The company’s lead program, TNFα-K, is in a Phase I/II clinical trial in Crohn’s disease and a Phase II trial in rheumatoid arthritis patients. In Phase I/II trial for Crohn’s disease patients, Neovacs found the drug worked safely with patients’ immune systems to produce antibodies targeting the over-expressed cytokine. No cytokine suppression adverse events or other safety issues have been seen. Preliminary clinical results of this open label trial found the drug showed double the remission rate of Remicade and Humira.

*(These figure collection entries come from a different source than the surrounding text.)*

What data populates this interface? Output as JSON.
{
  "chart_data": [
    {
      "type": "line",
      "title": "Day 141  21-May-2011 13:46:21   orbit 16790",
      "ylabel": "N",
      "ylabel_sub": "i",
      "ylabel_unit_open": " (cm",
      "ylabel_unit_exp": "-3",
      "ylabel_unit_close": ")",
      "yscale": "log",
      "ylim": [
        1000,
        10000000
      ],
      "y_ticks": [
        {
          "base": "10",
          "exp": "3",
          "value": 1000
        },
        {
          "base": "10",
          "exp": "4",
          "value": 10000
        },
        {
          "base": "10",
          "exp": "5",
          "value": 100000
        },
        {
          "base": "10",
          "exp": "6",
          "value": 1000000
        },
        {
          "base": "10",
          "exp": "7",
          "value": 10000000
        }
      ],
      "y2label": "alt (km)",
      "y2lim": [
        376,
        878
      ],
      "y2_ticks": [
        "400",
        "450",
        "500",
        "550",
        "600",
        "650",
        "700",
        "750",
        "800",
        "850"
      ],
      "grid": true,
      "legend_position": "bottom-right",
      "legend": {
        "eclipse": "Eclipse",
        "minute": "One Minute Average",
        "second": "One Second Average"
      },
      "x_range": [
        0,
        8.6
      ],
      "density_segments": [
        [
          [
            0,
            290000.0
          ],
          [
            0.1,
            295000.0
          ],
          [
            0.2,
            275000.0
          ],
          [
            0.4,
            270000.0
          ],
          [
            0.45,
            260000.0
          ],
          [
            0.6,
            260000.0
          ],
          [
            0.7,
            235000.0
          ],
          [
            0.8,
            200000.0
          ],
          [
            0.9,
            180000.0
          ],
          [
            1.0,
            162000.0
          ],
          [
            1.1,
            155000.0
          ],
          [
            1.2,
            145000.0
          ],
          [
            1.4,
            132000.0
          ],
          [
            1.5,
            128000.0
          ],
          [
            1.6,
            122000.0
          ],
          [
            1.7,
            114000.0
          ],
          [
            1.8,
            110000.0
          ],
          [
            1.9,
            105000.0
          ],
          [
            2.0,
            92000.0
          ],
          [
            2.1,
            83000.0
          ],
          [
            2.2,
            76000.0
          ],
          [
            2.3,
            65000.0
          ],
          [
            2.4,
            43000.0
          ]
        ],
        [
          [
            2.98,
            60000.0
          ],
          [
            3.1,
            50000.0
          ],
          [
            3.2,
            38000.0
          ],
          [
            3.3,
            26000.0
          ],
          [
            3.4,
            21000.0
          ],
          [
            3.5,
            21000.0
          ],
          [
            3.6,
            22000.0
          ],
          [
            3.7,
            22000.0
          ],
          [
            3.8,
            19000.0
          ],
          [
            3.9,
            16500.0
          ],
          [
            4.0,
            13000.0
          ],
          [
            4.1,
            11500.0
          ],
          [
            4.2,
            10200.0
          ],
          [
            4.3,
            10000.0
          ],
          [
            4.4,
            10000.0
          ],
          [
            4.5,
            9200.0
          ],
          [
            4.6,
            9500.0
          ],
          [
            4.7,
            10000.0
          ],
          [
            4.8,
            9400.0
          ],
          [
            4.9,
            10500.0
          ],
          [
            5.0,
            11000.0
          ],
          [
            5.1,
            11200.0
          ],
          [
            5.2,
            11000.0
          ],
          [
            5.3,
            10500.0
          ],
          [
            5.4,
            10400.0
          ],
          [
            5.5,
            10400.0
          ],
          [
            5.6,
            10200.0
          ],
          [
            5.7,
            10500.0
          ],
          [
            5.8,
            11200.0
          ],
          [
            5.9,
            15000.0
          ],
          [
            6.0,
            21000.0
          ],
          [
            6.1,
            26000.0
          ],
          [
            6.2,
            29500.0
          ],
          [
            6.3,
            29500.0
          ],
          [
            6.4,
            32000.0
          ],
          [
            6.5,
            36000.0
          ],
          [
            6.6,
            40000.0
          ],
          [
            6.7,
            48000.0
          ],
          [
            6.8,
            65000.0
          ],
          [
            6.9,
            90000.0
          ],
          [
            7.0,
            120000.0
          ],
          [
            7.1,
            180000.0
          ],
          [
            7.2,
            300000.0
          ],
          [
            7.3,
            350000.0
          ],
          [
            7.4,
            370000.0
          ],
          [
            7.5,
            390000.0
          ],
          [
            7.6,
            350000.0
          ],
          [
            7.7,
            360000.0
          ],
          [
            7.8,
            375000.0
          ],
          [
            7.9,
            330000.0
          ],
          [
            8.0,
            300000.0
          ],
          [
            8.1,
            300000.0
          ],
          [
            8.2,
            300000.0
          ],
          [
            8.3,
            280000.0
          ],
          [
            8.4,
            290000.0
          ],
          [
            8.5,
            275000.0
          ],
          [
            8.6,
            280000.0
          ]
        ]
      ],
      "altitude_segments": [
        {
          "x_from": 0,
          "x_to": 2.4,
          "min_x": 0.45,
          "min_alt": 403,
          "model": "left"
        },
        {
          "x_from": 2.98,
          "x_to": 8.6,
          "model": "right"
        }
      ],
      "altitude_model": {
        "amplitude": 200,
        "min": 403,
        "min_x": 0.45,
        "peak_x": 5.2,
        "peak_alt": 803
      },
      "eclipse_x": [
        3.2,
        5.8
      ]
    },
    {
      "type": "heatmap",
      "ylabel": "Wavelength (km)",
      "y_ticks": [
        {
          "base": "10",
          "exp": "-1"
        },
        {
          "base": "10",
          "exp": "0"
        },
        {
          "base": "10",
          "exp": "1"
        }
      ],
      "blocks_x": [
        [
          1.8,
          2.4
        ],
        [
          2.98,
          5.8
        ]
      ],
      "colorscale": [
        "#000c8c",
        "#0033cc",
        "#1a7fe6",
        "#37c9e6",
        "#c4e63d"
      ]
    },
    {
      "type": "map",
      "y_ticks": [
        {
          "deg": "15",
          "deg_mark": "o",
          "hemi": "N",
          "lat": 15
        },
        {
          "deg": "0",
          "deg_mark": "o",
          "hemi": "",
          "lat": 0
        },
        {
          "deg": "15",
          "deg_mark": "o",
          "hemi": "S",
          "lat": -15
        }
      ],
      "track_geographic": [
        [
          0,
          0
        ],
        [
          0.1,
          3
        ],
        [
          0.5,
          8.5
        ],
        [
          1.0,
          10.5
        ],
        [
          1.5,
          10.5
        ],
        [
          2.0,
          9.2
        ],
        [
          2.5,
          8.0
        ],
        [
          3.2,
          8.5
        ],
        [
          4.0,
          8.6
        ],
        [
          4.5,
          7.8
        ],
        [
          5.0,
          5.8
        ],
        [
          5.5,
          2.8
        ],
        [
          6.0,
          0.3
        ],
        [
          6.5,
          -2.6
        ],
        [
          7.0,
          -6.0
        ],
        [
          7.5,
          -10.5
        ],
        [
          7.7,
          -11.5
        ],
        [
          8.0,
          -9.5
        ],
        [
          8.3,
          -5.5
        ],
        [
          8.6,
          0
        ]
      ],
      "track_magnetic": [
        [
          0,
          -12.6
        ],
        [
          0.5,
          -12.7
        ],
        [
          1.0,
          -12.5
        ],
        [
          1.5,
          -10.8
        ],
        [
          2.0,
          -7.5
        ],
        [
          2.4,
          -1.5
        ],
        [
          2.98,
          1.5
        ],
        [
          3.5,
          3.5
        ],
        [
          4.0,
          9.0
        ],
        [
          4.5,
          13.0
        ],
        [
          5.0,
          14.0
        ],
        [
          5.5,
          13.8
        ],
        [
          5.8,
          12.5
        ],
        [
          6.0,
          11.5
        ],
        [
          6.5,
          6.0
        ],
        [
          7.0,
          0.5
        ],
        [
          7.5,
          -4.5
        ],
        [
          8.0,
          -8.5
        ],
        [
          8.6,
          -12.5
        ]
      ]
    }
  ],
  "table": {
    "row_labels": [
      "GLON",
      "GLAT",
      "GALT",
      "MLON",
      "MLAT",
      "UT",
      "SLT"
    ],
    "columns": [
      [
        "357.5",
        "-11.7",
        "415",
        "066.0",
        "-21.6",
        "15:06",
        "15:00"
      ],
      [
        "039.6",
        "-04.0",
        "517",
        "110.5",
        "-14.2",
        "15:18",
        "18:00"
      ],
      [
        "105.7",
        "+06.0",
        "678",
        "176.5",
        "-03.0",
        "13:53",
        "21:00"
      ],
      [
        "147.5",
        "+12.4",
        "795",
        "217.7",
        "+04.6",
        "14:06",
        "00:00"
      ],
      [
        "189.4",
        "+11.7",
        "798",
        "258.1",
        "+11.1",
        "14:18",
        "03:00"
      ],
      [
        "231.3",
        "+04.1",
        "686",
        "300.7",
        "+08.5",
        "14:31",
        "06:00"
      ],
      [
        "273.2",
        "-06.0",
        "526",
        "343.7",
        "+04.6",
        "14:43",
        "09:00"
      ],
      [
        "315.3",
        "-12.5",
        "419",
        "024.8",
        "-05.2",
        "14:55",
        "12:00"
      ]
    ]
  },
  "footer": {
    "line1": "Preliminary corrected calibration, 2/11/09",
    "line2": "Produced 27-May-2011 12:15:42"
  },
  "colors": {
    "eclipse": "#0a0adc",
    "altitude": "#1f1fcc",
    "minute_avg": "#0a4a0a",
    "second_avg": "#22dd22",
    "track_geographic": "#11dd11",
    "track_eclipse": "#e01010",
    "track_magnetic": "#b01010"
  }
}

The Phase II rheumatoid arthritis trial in Europe targets a subset of rheumatoid arthritis patients resistant to monoclonal antibodies. The study will be ongoing to late 2011 when Neovacs plans on launching a Phase IIb/III study. Neovacs plans to file an investigational new drug filing in 2010 with potential approval by 2014.

Neovacs is also developing an INFα Kinoid to treat lupus. The company recently initiated a Phase I/II trial in Europe. Company executives expect trial results by late 2011, with a Phase IIb trial following the results. Executives will also file for a conditional approval and or a fast track registration by 2013 or 2014.

“In rheumatoid arthritis, within two years between 40% to 60% will have failed their first TNF alpha inhibitor,” says Piers Whitehead, VP, corporate development, Neovacs. “The average age of diagnosis for rheumatoid arthritis is 40 years old, so a two-year drug doesn’t take you very far, if you’re diagnosed at [that age] because you have many more years of needing drugs to help you control your disease than just two. These antibody drugs work very well until they stop working, and so there’s a very material resistance issue that needs to be addressed.”

The market potential for these drugs may be $16 billion for the TNFα-K and between $3 billion and $5 billion for each of the other Kinoids.

Neovacs Kinoid technology is being developed to treat severe autoimmune diseases such are rheumatoid arthritis and lupus. Kinoids are active immunotherapies that, when delivered by intramuscular injection three to four times a year, stimulate the patient’s own immune system to address the underlying cause of the disease.